Als het ministerie kwaliteitsverbetering van het onderwijs tot doel heeft met de prestatiebeloning, ben ik er van overtuigd dat met bovenstaand plan meer rendement te behalen valt. De excellente docent die de bonus ontvangt, zal zijn kennis en kunde graag delen (het is tenslotte een docent) en wordt gewaardeerd door collega’s in plaats van met een scheef oog aangekeken. Pure winst voor de docenten en de school in zijn geheel.

ICT voorhoede moet de ruimte krijgen

Tijdens mijn presentatie vorige week stipte ik het al even aan. De innovatieve voorhoede binnen een school moet de ruimte krijgen.

Docenten delen te weinig

Een van de problemen van het gebruik van ICT in het onderwijs is dat het klaslokaal een afgesloten wereldje is. Er wordt in het algemeen en al helemaal op het gebied van ICT te weinig gedeeld. Docenten met veel digivaardigeheid die ik spreek geven aan dat zij daar domweg de tijd niet voor hebben. Daarnaast is er niet een plek waar “best practices” gedeeld kunnen worden.

Cursussen zetten geen zoden aan de dijk

De huidige inspanningen om ICT gebruik voor docenten te faciliteren is door het beschikbaar stellen van een scholingsbudget binnen de CAO. De praktijk leert ons dat een docent dan een cursus volgt, daar enige tijd iets mee doet, maar vooral tegen de muren van de eigen (ICT)organisatie aan loopt en bij “falen” van de app/software/website al snel terugvalt.

“In-school innovatie, training en coaching”

Naar mijn mening zouden ongeveer 5 tot 10 procent van de docenten die duidelijk innovatief bezig zijn met ICT binnen school alle ruimte moeten krijgen. Een budget (uren en geld) voor business development, zeg maar. Google doet dit al jaren: ontwikkelaars krijgen 20% van de werktijd de ruimte om aan eigen projecten te werken: dit levert mooie nieuwe toepassingen op die Google in de markt kan zetten.
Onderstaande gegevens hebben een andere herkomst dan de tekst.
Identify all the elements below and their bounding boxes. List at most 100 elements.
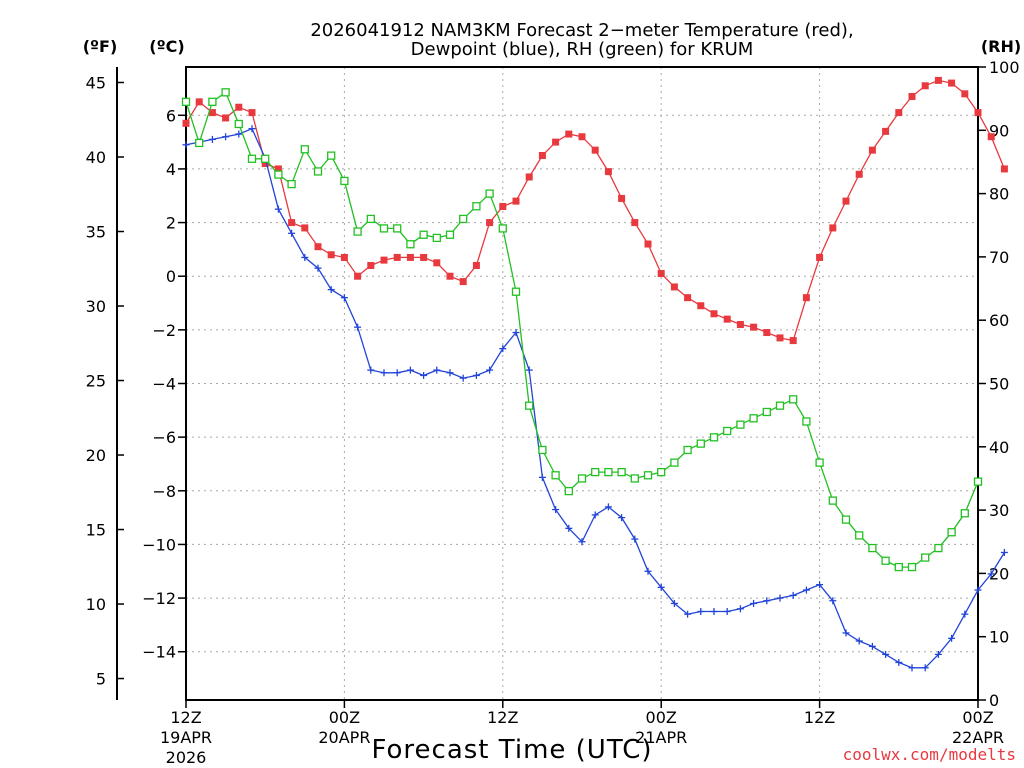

De docenten in het voorhoede-team zorgen voor innovatie binnen de school, door de volgende activiteiten:

  1. Toepassingen / tools testen voor gebruik binnen de school
  2. Pilot projecten draaien, expert functie binnen de school
  3. Open staan voor lesbezoek, zodat collega’s de mogelijkheden met eigen ogen kunnen zien
  4. Verzorgen van trainingen aan collega’s
  5. Coaching van docenten bij hun eerste stappen op digitaal gebied

Voordelen van deze experts binnen de school zijn:

  1. Laagdrempelig: je stapt makkelijk op een collega af
  2. Kosten efficient: training door docenten is goedkoper
  3. Geen ICT projecten meer die zonder draagvlak ondernomen worden
  4. Voorkomen van verkeerde ICT investeringen

Ik ben benieuwd naar jullie mening!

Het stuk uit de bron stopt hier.